04-30-2008 07:35 PM - edited 03-03-2019 09:46 PM
Hi,
My OSPF neighbors reset them selves, I want to apply qos for HELLO and SLA traffic. I want to mark them but not sure how much bandwidth I need to allocate for it.
Can someone please advise or an approperaite estimate/config?
Regards
05-01-2008 12:45 AM
Hi,
you can create a policy marking local traffic - originated by the router - with a specific IP preference value. Note, by default OSPF packets will be marked with IP preference 6. On the interfaces you can then include a class for this traffic in your policy-map. It is hard to tell which amount of bandwidth you should allocate, as this depends on parameters like interface bandwidth and also on how much local traffic the router generates.

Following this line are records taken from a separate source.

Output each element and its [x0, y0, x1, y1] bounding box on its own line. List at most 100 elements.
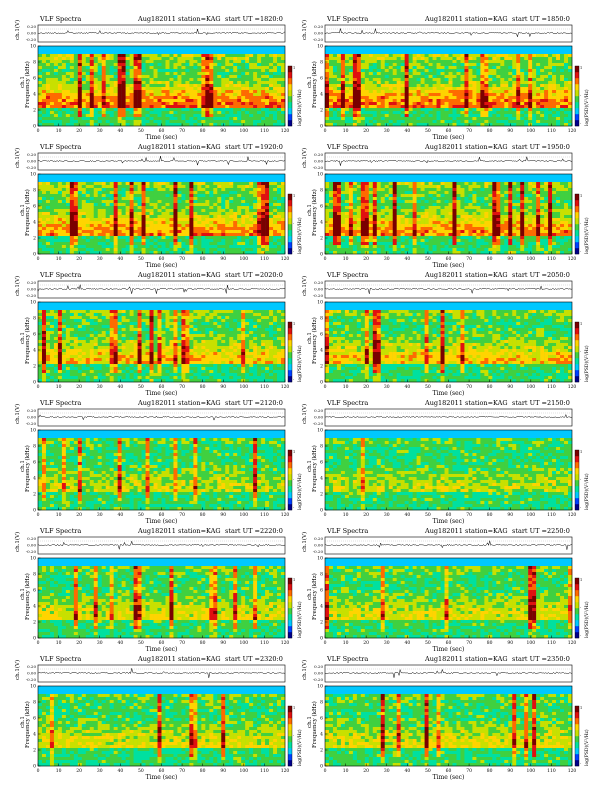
- spectrogram-cell: [89, 242, 94, 246]
- spectrogram-cell: [149, 245, 154, 249]
- spectrogram-cell: [404, 111, 409, 115]
- spectrogram-cell: [133, 227, 138, 231]
- spectrogram-cell: [225, 120, 230, 124]
- spectrogram-cell: [89, 78, 94, 82]
- spectrogram-cell: [145, 248, 150, 252]
- spectrogram-cell: [249, 212, 254, 216]
- spectrogram-cell: [468, 93, 473, 97]
- spectrogram-cell: [93, 227, 98, 231]
- spectrogram-cell: [201, 212, 206, 216]
- spectrogram-cell: [257, 227, 262, 231]
- spectrogram-cell: [189, 215, 194, 219]
- spectrogram-cell: [556, 114, 561, 118]
- spectrogram-cell: [277, 251, 282, 255]
- spectrogram-cell: [193, 57, 198, 61]
- spectrogram-cell: [45, 75, 51, 79]
- spectrogram-cell: [340, 230, 346, 234]
- spectrogram-cell: [161, 197, 166, 201]
- spectrogram-cell: [121, 233, 126, 237]
- spectrogram-cell: [129, 111, 134, 115]
- spectrogram-cell: [281, 230, 286, 234]
- spectrogram-cell: [277, 188, 282, 192]
- spectrogram-cell: [181, 239, 186, 243]
- spectrogram-cell: [205, 108, 210, 112]
- spectrogram-cell: [368, 75, 373, 79]
- spectrogram-cell: [225, 63, 230, 67]
- spectrogram-cell: [57, 114, 63, 118]
- spectrogram-cell: [277, 72, 282, 76]
- spectrogram-cell: [145, 117, 150, 121]
- spectrogram-cell: [336, 188, 342, 192]
- spectrogram-cell: [548, 60, 553, 64]
- spectrogram-cell: [249, 78, 254, 82]
- spectrogram-cell: [53, 230, 59, 234]
- spectrogram-cell: [113, 221, 118, 225]
- spectrogram-cell: [456, 123, 461, 127]
- spectrogram-cell: [101, 203, 106, 207]
- spectrogram-cell: [384, 66, 389, 70]
- spectrogram-cell: [113, 248, 118, 252]
- spectrogram-cell: [344, 251, 350, 255]
- spectrogram-cell: [496, 72, 501, 76]
- spectrogram-cell: [424, 84, 429, 88]
- spectrogram-cell: [77, 230, 83, 234]
- spectrogram-cell: [125, 111, 130, 115]
- spectrogram-cell: [448, 60, 453, 64]
- spectrogram-cell: [85, 227, 90, 231]
- spectrogram-cell: [77, 206, 83, 210]
- time-tick-label: 70: [179, 128, 185, 134]
- spectrogram-cell: [536, 105, 541, 109]
- spectrogram-cell: [428, 75, 433, 79]
- spectrogram-cell: [205, 69, 210, 73]
- spectrogram-cell: [149, 54, 154, 58]
- spectrogram-cell: [245, 111, 250, 115]
- spectrogram-cell: [281, 191, 286, 195]
- spectrogram-cell: [340, 84, 346, 88]
- spectrogram-cell: [45, 251, 51, 255]
- spectrogram-cell: [181, 236, 186, 240]
- spectrogram-cell: [81, 188, 86, 192]
- spectrogram-cell: [189, 218, 194, 222]
- spectrogram-cell: [209, 111, 214, 115]
- spectrogram-cell: [344, 197, 350, 201]
- spectrogram-cell: [492, 96, 497, 100]
- spectrogram-cell: [153, 99, 158, 103]
- spectrogram-cell: [500, 111, 505, 115]
- spectrogram-cell: [189, 63, 194, 67]
- spectrogram-cell: [145, 123, 150, 127]
- spectrogram-cell: [328, 230, 334, 234]
- spectrogram-cell: [412, 54, 417, 58]
- spectrogram-cell: [233, 236, 238, 240]
- spectrogram-cell: [133, 123, 138, 127]
- spectrogram-cell: [93, 212, 98, 216]
- spectrogram-cell: [448, 102, 453, 106]
- waveform-tick-label: -0.20: [26, 165, 37, 170]
- spectrogram-cell: [556, 72, 561, 76]
- spectrogram-cell: [93, 108, 98, 112]
- spectrogram-cell: [336, 72, 342, 76]
- spectrogram-cell: [85, 215, 90, 219]
- spectrogram-cell: [500, 99, 505, 103]
- spectrogram-cell: [181, 248, 186, 252]
- spectrogram-cell: [181, 105, 186, 109]
- spectrogram-cell: [145, 66, 150, 70]
- spectrogram-cell: [392, 54, 397, 58]
- time-tick-label: 0: [37, 128, 40, 134]
- spectrogram-cell: [141, 54, 146, 58]
- spectrogram-cell: [420, 96, 425, 100]
- spectrogram-cell: [73, 78, 79, 82]
- spectrogram-cell: [564, 90, 569, 94]
- spectrogram-cell: [528, 60, 533, 64]
- spectrogram-cell: [396, 105, 401, 109]
- spectrogram-cell: [233, 111, 238, 115]
- spectrogram-cell: [133, 84, 138, 88]
- spectrogram-cell: [45, 236, 51, 240]
- spectrogram-cell: [396, 93, 401, 97]
- spectrogram-cell: [109, 66, 114, 70]
- spectrogram-cell: [121, 224, 126, 228]
- spectrogram-cell: [332, 197, 338, 201]
- spectrogram-cell: [193, 78, 198, 82]
- spectrogram-cell: [424, 108, 429, 112]
- spectrogram-cell: [38, 227, 43, 231]
- spectrogram-cell: [121, 102, 126, 106]
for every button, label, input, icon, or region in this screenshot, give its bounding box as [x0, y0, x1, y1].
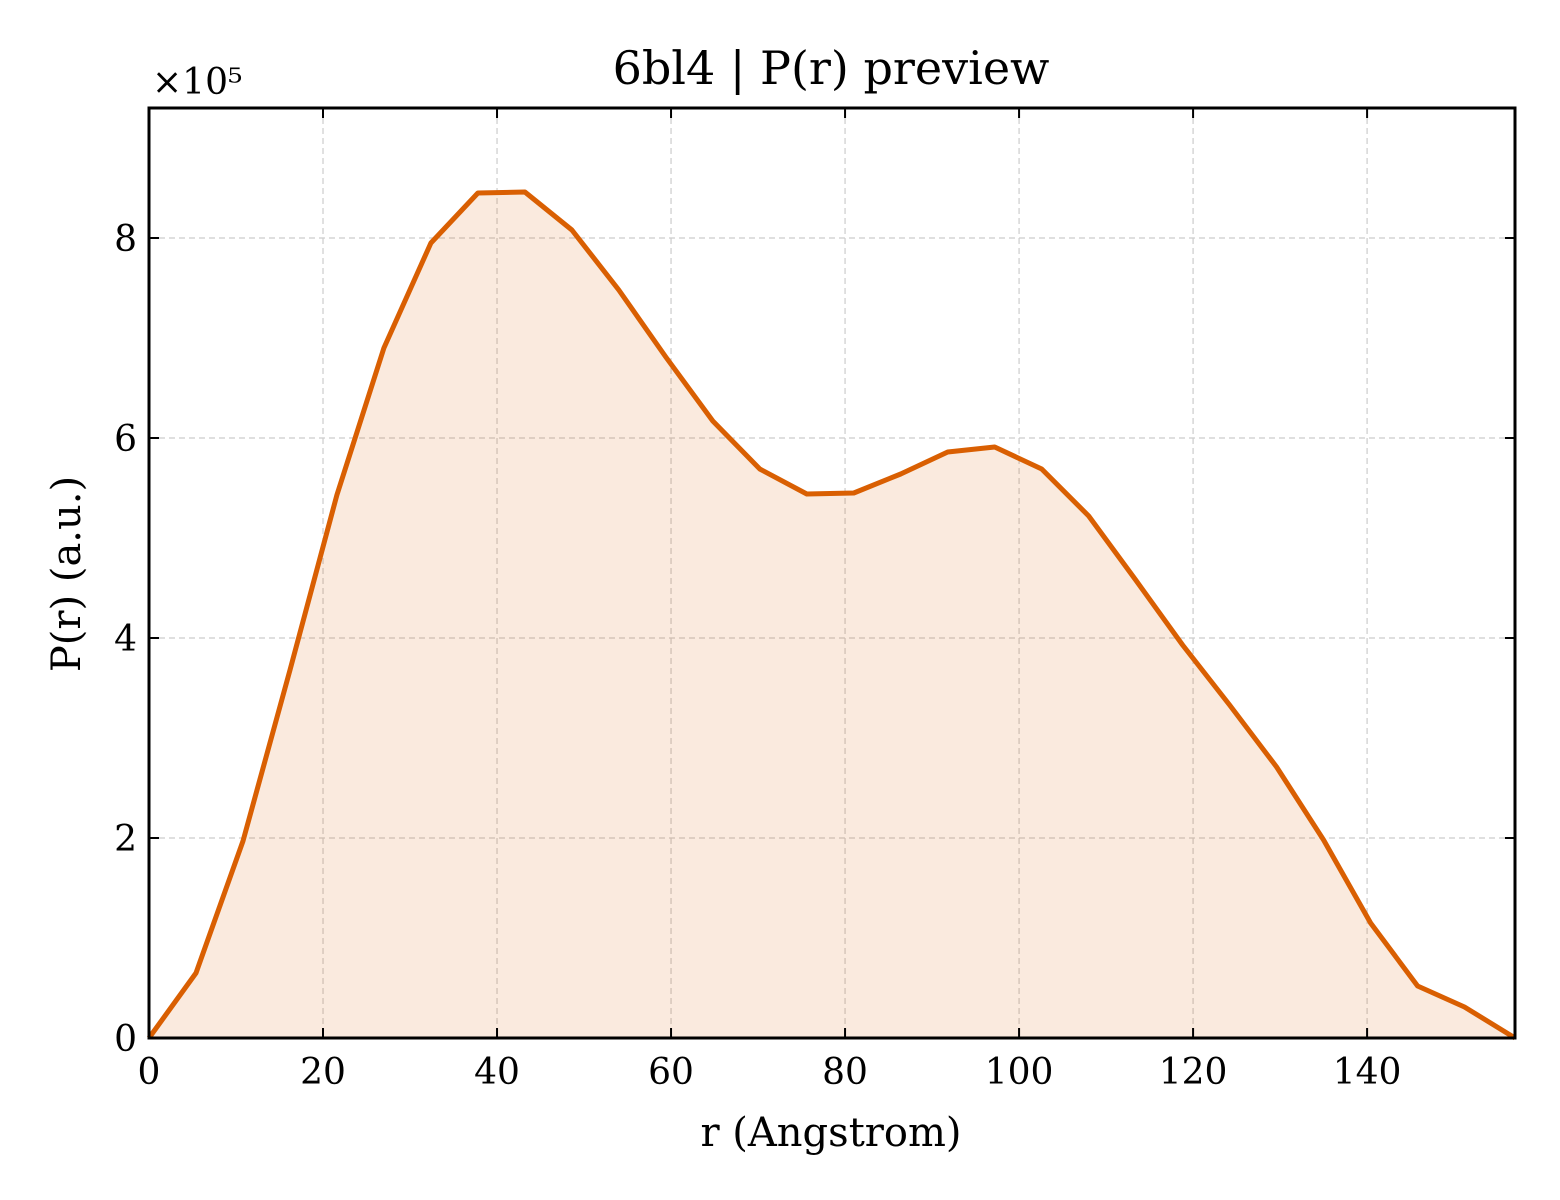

An example:
ip local policy route-map IPP6
route-map IPP6 permit 10
match ip address LocalPrioTraffic
set ip precedence 6
ip access-list extended LocalPrioTraffic
permit ospf any any
permit tcp any any eq telnet
permit tcp any eq telnet any
permit udp any any eq snmp
!
! Match your local traffic here, like telnet, SNMP, IPSLA, etc.
!
class-map match-any NMS
match ip precedence 6
policy-map MyQoS
class NMS
bandwidth percent 10
class class-default
fair-queue
random-detect
interface Serial0
ip address 10.1.1.1 255.255.255.252
bandwidth 128
service-policy output MyQoS
For a detailed syntax description please have a look at
http://www.cisco.com/en/US/docs/ios/12_2/iproute/command/reference/1rfindp1.html#wpxref37880
Be aware the service-policy will also "catch" all transit telnet traffic, respectively all traffic marked with IP precedence 6 and you need to allocate enough resources for the combined traffic (local+transit).
Hope this helps! Please use the rating system.
Regards, Martin
05-01-2008 04:28 PM
thanks for the suggestion, do I need to set IP LOCAL-POLICY given that the ospf traffic are marked with IP precedence 6. what about the policy below? isn't it enough to treat the ospf traffic as desired.
clss-map OSPF-TRAFFIC
match ip precedence 6
policy-map MY-POLICY
class OSPF-TRAFFIC
bandwidth percent 10
Given that OSPF traffics are marked with IP precedence 6 by default, I can just match them and give it 10% of the bandwidth.
Regards
05-01-2008 01:10 AM
Hello,
a reference document could be RFC 1245 "OSPF Protocol Analysis" where OSPF bandwidth usage is studied.
You have to take in account that even in a stable network LSAs are refreshed evry 30 minutes.
The bandwidth usage depends from the number of IP routes in the OSPF database.
OSPF packets have usually IP Prec = 6 so you can create a class-map for them and defines some bandwidth for it in a CBWFQ scheduler.
You don't need to mark OSPF packets.
Received OSPF packets are placed in a queue for process switching.
Because the bandwidth command in CBWFQ does not imply a fixed reservation don't be afraid of giving too much bandwidth to OSPF traffic.
Some platforms like a C3640 and other small ones have a system queue for routing traffic but other platforms like c7500 and 12000 haven't got one and you need to define one.
hope to help
Giuseppe
05-01-2008 04:32 PM
Thanks for the suggestion, this is what I am leaning towards as well and I have asked "mheusing" to confirm.
05-01-2008 01:21 PM
By default only 75% of the bandwidth configured on an ineterface is used by traffic. Rest 25% is reserved for use by protocol related traffic which include the Hello's & LSA's u were talking about. So if u are using default interface configurations, there seems no need to use any qos features.
05-01-2008 04:35 PM
Can you please post us the link for reference as I am not quite sure what the default interface configuration is. Because by default an interface doesn't have a bandwidth statement but it it's configured I assume it changes the default behaviour and there are other similar configs...
05-01-2008 11:13 PM
Hello,
this is not true for all the router platforms.